The sale broke Gentileschi’s previous record of €2.8 million ($3.6 million), set in 2017 by a work depicting Saint Catherine, which will be on view in the London show.
Roman noblewoman Lucretia is shown in the act of committing suicide following a sexual assault—a moment that was long ago cited as a momentous transition point for Rome into a republic. The work was discovered in a private collection in Lyon, France, and reportedly sold to a British collection.
Gentilieschi’s work has been lesser known than that of her male contemporaries. Her paintings have only recently been elevated in the marketplace, with one canvas fetching more than $1 million just in 2014, along with recently attracting more scholarly attention.
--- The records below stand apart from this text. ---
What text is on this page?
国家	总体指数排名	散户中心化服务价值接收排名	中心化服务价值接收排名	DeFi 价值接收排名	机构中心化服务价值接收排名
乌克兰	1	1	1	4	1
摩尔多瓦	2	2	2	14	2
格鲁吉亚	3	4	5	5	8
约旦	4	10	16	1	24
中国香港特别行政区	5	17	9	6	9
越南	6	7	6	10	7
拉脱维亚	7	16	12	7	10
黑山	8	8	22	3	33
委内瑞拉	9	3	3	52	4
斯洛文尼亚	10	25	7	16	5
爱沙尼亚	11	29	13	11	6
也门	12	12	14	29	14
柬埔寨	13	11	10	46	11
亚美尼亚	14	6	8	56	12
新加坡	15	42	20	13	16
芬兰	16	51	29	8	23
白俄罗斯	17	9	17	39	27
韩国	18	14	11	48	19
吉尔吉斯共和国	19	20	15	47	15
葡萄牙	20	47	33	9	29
At the center of the upcoming exhibition will be the National Gallery’s recently acquired Self Portrait as Saint Catherine of Alexandria, which will be displayed alongside other closely related works by Artemisia for the first time since its discovery in 2017.
Artemisia Gentileschi is considered one of the most accomplished followers of Caravaggio, whom she must have known personally through her father, Orazio Gentileschi. At a time when women artists were not easily accepted, she was exceptional for becoming the first female member of the Accademia delle Arti del Disegno in Florence and for enjoying a long and successful career, spanning more than forty years.
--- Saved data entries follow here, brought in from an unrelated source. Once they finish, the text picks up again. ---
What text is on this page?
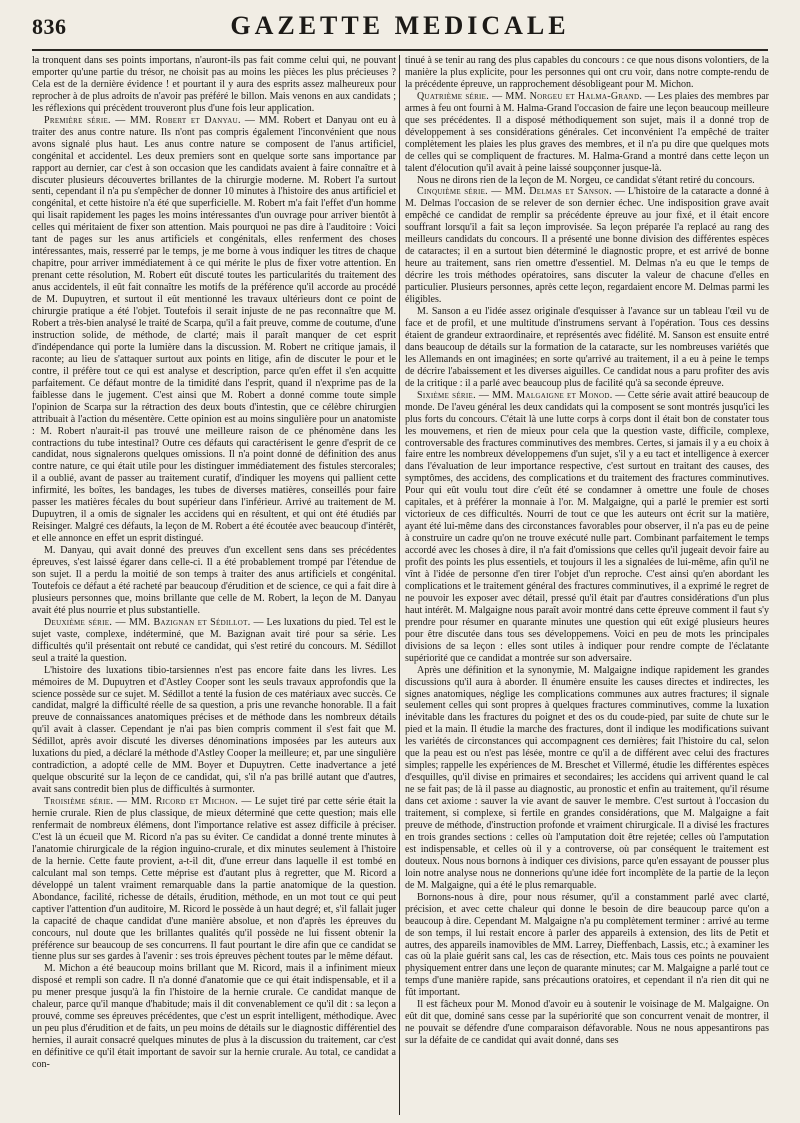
836	GAZETTE MEDICALE

la tronquent dans ses points importans, n'auront-ils pas fait comme celui qui, ne pouvant emporter qu'une partie du trésor, ne choisit pas au moins les pièces les plus précieuses ? Cela est de la dernière évidence ! et pourtant il y aura des esprits assez malheureux pour reprocher à de plus adroits de n'avoir pas préféré le billon. Mais venons en aux candidats ; les réflexions qui précèdent trouveront plus d'une fois leur application.

Première série. — MM. Robert et Danyau. — MM. Robert et Danyau ont eu à traiter des anus contre nature. Ils n'ont pas compris également l'inconvénient que nous avons signalé plus haut. Les anus contre nature se composent de l'anus artificiel, congénital et accidentel. Les deux premiers sont en quelque sorte sans importance par rapport au dernier, car c'est à son occasion que les candidats avaient à faire connaître et à discuter plusieurs découvertes brillantes de la chirurgie moderne. M. Robert l'a surtout senti, cependant il n'a pu s'empêcher de donner 10 minutes à l'histoire des anus artificiel et congénital, et cette histoire n'a été que superficielle. M. Robert m'a fait l'effet d'un homme qui lisait rapidement les pages les moins intéressantes d'un ouvrage pour arriver bientôt à celles qui méritaient de fixer son attention. Mais pourquoi ne pas dire à l'auditoire : Voici tant de pages sur les anus artificiels et congénitals, elles renferment des choses intéressantes, mais, resserré par le temps, je me borne à vous indiquer les titres de chaque chapitre, pour arriver immédiatement à ce qui mérite le plus de fixer votre attention. En prenant cette résolution, M. Robert eût discuté toutes les particularités du traitement des anus accidentels, il eût fait connaître les motifs de la préférence qu'il accorde au procédé de M. Dupuytren, et surtout il eût mentionné les travaux ultérieurs dont ce point de chirurgie pratique a été l'objet. Toutefois il serait injuste de ne pas reconnaître que M. Robert a très-bien analysé le traité de Scarpa, qu'il a fait preuve, comme de coutume, d'une instruction solide, de méthode, de clarté; mais il paraît manquer de cet esprit d'indépendance qui porte la lumière dans la discussion. M. Robert ne critique jamais, il raconte; au lieu de s'attaquer surtout aux points en litige, afin de discuter le pour et le contre, il préfère tout ce qui est analyse et description, parce qu'en effet il s'en acquitte parfaitement. Ce défaut montre de la timidité dans l'esprit, quand il n'exprime pas de la faiblesse dans le jugement. C'est ainsi que M. Robert a donné comme toute simple l'opinion de Scarpa sur la rétraction des deux bouts d'intestin, que ce célèbre chirurgien attribuait à l'action du mésentère. Cette opinion est au moins singulière pour un anatomiste : M. Robert n'aurait-il pas trouvé une meilleure raison de ce phénomène dans les contractions du tube intestinal? Outre ces défauts qui caractérisent le genre d'esprit de ce candidat, nous signalerons quelques omissions. Il n'a point donné de définition des anus contre nature, ce qui était utile pour les distinguer immédiatement des fistules stercorales; il a oublié, avant de passer au traitement curatif, d'indiquer les moyens qui pallient cette infirmité, les boîtes, les bandages, les tubes de diverses matières, conseillés pour faire passer les matières fécales du bout supérieur dans l'inférieur. Arrivé au traitement de M. Dupuytren, il a omis de signaler les accidens qui en résultent, et qui ont été étudiés par Reisinger. Malgré ces défauts, la leçon de M. Robert a été écoutée avec beaucoup d'intérêt, et elle annonce en effet un esprit distingué.

M. Danyau, qui avait donné des preuves d'un excellent sens dans ses précédentes épreuves, s'est laissé égarer dans celle-ci. Il a été probablement trompé par l'étendue de son sujet. Il a perdu la moitié de son temps à traiter des anus artificiels et congénital. Toutefois ce défaut a été racheté par beaucoup d'érudition et de science, ce qui a fait dire à plusieurs personnes que, moins brillante que celle de M. Robert, la leçon de M. Danyau avait été plus nourrie et plus substantielle.

Deuxième série. — MM. Bazignan et Sédillot. — Les luxations du pied. Tel est le sujet vaste, complexe, indéterminé, que M. Bazignan avait tiré pour sa série. Les difficultés qu'il présentait ont rebuté ce candidat, qui s'est retiré du concours. M. Sédillot seul a traité la question.

L'histoire des luxations tibio-tarsiennes n'est pas encore faite dans les livres. Les mémoires de M. Dupuytren et d'Astley Cooper sont les seuls travaux approfondis que la science possède sur ce sujet. M. Sédillot a tenté la fusion de ces matériaux avec succès. Ce candidat, malgré la difficulté réelle de sa question, a pris une revanche honorable. Il a fait preuve de connaissances anatomiques précises et de méthode dans les nombreux détails qu'il avait à classer. Cependant je n'ai pas bien compris comment il s'est fait que M. Sédillot, après avoir discuté les diverses dénominations imposées par les auteurs aux luxations du pied, a déclaré la méthode d'Astley Cooper la meilleure; et, par une singulière contradiction, a adopté celle de MM. Boyer et Dupuytren. Cette inadvertance a jeté quelque obscurité sur la leçon de ce candidat, qui, s'il n'a pas brillé autant que d'autres, avait sans contredit bien plus de difficultés à surmonter.

Troisième série. — MM. Ricord et Michon. — Le sujet tiré par cette série était la hernie crurale. Rien de plus classique, de mieux déterminé que cette question; mais elle renfermait de nombreux élémens, dont l'importance relative est assez difficile à préciser. C'est là un écueil que M. Ricord n'a pas su éviter. Ce candidat a donné trente minutes à l'anatomie chirurgicale de la région inguino-crurale, et dix minutes seulement à l'histoire de la hernie. Cette faute provient, a-t-il dit, d'une erreur dans laquelle il est tombé en calculant mal son temps. Cette méprise est d'autant plus à regretter, que M. Ricord a développé un talent vraiment remarquable dans la partie anatomique de la question. Abondance, facilité, richesse de détails, érudition, méthode, en un mot tout ce qui peut captiver l'attention d'un auditoire, M. Ricord le possède à un haut degré; et, s'il fallait juger la capacité de chaque candidat d'une manière absolue, et non d'après les épreuves du concours, nul doute que les brillantes qualités qu'il possède ne lui fissent obtenir la préférence sur beaucoup de ses concurrens. Il faut pourtant le dire afin que ce candidat se tienne plus sur ses gardes à l'avenir : ses trois épreuves pèchent toutes par le même défaut.

M. Michon a été beaucoup moins brillant que M. Ricord, mais il a infiniment mieux disposé et rempli son cadre. Il n'a donné d'anatomie que ce qui était indispensable, et il a pu mener presque jusqu'à la fin l'histoire de la hernie crurale. Ce candidat manque de chaleur, parce qu'il manque d'habitude; mais il dit convenablement ce qu'il dit : sa leçon a prouvé, comme ses épreuves précédentes, que c'est un esprit intelligent, méthodique. Avec un peu plus d'érudition et de faits, un peu moins de détails sur le diagnostic différentiel des hernies, il aurait consacré quelques minutes de plus à la discussion du traitement, car c'est en définitive ce qu'il était important de savoir sur la hernie crurale. Au total, ce candidat a con-

tinué à se tenir au rang des plus capables du concours : ce que nous disons volontiers, de la manière la plus explicite, pour les personnes qui ont cru voir, dans notre compte-rendu de la précédente épreuve, un rapprochement désobligeant pour M. Michon.

Quatrième série. — MM. Norgeu et Halma-Grand. — Les plaies des membres par armes à feu ont fourni à M. Halma-Grand l'occasion de faire une leçon beaucoup meilleure que ses précédentes. Il a disposé méthodiquement son sujet, mais il a donné trop de développement à ses considérations générales. Cet inconvénient l'a empêché de traiter complètement les plaies les plus graves des membres, et il n'a pu dire que quelques mots de celles qui se compliquent de fractures. M. Halma-Grand a montré dans cette leçon un talent d'élocution qu'il avait à peine laissé soupçonner jusque-là.

Nous ne dirons rien de la leçon de M. Norgeu, ce candidat s'étant retiré du concours.

Cinquième série. — MM. Delmas et Sanson. — L'histoire de la cataracte a donné à M. Delmas l'occasion de se relever de son dernier échec. Une indisposition grave avait empêché ce candidat de remplir sa précédente épreuve au jour fixé, et il était encore souffrant lorsqu'il a fait sa leçon improvisée. Sa leçon préparée l'a replacé au rang des meilleurs candidats du concours. Il a présenté une bonne division des différentes espèces de cataractes; il en a surtout bien déterminé le diagnostic propre, et est arrivé de bonne heure au traitement, sans rien omettre d'essentiel. M. Delmas n'a eu que le temps de décrire les trois méthodes opératoires, sans discuter la valeur de chacune d'elles en particulier. Plusieurs personnes, après cette leçon, regardaient encore M. Delmas parmi les éligibles.

M. Sanson a eu l'idée assez originale d'esquisser à l'avance sur un tableau l'œil vu de face et de profil, et une multitude d'instrumens servant à l'opération. Tous ces dessins étaient de grandeur extraordinaire, et représentés avec fidélité. M. Sanson est ensuite entré dans beaucoup de détails sur la formation de la cataracte, sur les nombreuses variétés que les Allemands en ont imaginées; en sorte qu'arrivé au traitement, il a eu à peine le temps de décrire l'abaissement et les diverses aiguilles. Ce candidat nous a paru profiter des avis de la critique : il a parlé avec beaucoup plus de facilité qu'à sa seconde épreuve.

Sixième série. — MM. Malgaigne et Monod. — Cette série avait attiré beaucoup de monde. De l'aveu général les deux candidats qui la composent se sont montrés jusqu'ici les plus forts du concours. C'était là une lutte corps à corps dont il était bon de constater tous les mouvemens, et rien de mieux pour cela que la question vaste, difficile, complexe, controversable des fractures comminutives des membres. Certes, si jamais il y a eu choix à faire entre les nombreux développemens d'un sujet, s'il y a eu tact et intelligence à exercer dans l'évaluation de leur importance respective, c'est surtout en traitant des causes, des symptômes, des accidens, des complications et du traitement des fractures comminutives. Pour qui eût voulu tout dire c'eût été se condamner à omettre une foule de choses capitales, et à préférer la monnaie à l'or. M. Malgaigne, qui a parlé le premier est sorti victorieux de ces difficultés. Nourri de tout ce que les auteurs ont écrit sur la matière, ayant été lui-même dans des circonstances favorables pour observer, il n'a pas eu de peine à construire un cadre qu'on ne trouve exécuté nulle part. Combinant parfaitement le temps accordé avec les choses à dire, il n'a fait d'omissions que celles qu'il jugeait devoir faire au profit des points les plus essentiels, et toujours il les a signalées de lui-même, afin qu'il ne vînt à l'idée de personne d'en tirer l'objet d'un reproche. C'est ainsi qu'en abordant les complications et le traitement général des fractures comminutives, il a exprimé le regret de ne pouvoir les exposer avec détail, pressé qu'il était par d'autres considérations d'un plus haut intérêt. M. Malgaigne nous paraît avoir montré dans cette épreuve comment il faut s'y prendre pour résumer en quarante minutes une question qui eût exigé plusieurs heures pour être discutée dans tous ses développemens. Voici en peu de mots les principales divisions de sa leçon : elles sont utiles à indiquer pour rendre compte de l'éclatante supériorité que ce candidat a montrée sur son adversaire.

Après une définition et la synonymie, M. Malgaigne indique rapidement les grandes discussions qu'il aura à aborder. Il énumère ensuite les causes directes et indirectes, les signes anatomiques, néglige les complications communes aux autres fractures; il signale seulement celles qui sont propres à quelques fractures comminutives, comme la luxation inévitable dans les fractures du poignet et des os du coude-pied, par suite de chute sur le pied et la main. Il étudie la marche des fractures, dont il indique les modifications suivant les variétés de circonstances qui accompagnent ces dernières; fait l'histoire du cal, selon que la peau est ou n'est pas lésée, montre ce qu'il a de différent avec celui des fractures simples; rappelle les expériences de M. Breschet et Villermé, étudie les différentes espèces d'esquilles, qu'il divise en primaires et secondaires; les accidens qui arrivent quand le cal ne se fait pas; de là il passe au diagnostic, au pronostic et enfin au traitement, qu'il résume dans cet axiome : sauver la vie avant de sauver le membre. C'est surtout à l'occasion du traitement, si complexe, si fertile en grandes considérations, que M. Malgaigne a fait preuve de méthode, d'instruction profonde et vraiment chirurgicale. Il a divisé les fractures en trois grandes sections : celles où l'amputation doit être rejetée; celles où l'amputation est indispensable, et celles où il y a controverse, où par conséquent le traitement est douteux. Nous nous bornons à indiquer ces divisions, parce qu'en essayant de pousser plus loin notre analyse nous ne donnerions qu'une idée fort incomplète de la partie de la leçon de M. Malgaigne, qui a été le plus remarquable.

Bornons-nous à dire, pour nous résumer, qu'il a constamment parlé avec clarté, précision, et avec cette chaleur qui donne le besoin de dire beaucoup parce qu'on a beaucoup à dire. Cependant M. Malgaigne n'a pu complètement terminer : arrivé au terme de son temps, il lui restait encore à parler des appareils à extension, des lits de Petit et autres, des appareils inamovibles de MM. Larrey, Dieffenbach, Lassis, etc.; à examiner les cas où la plaie guérit sans cal, les cas de résection, etc. Mais tous ces points ne pouvaient physiquement entrer dans une leçon de quarante minutes; car M. Malgaigne a parlé tout ce temps d'une manière rapide, sans précautions oratoires, et cependant il n'a rien dit qui ne fût important.

Il est fâcheux pour M. Monod d'avoir eu à soutenir le voisinage de M. Malgaigne. On eût dit que, dominé sans cesse par la supériorité que son concurrent venait de montrer, il ne pouvait se défendre d'une comparaison défavorable. Nous ne nous appesantirons pas sur la défaite de ce candidat qui avait donné, dans ses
The National Gallery London exhibition 'Artemisia' (April 6 to July 26, 2020) will bring together around thirty-five works by the Italian Baroque artist from both public institutions and private collections around the world. The exhibition will present a highly selective survey of Artemisia’s career – from her youthful training in Rome, where she learnt to paint under the guidance of her father, to her formative years in Florence and her return to Rome just a few years later. The exhibition will end with Artemisia’s brief trip to London to join her dying father, and the establishment of her studio in Naples, where she lived for the last 25 years of her life.
Key loans will include Artemisia Gentileschi’s 'Self-Portrait as a Lute Player' (about 1615-18) from the Wadsworth Atheneum Museum of Art in Hartford, Connecticut, painted around the same time as the National Gallery’s own painting.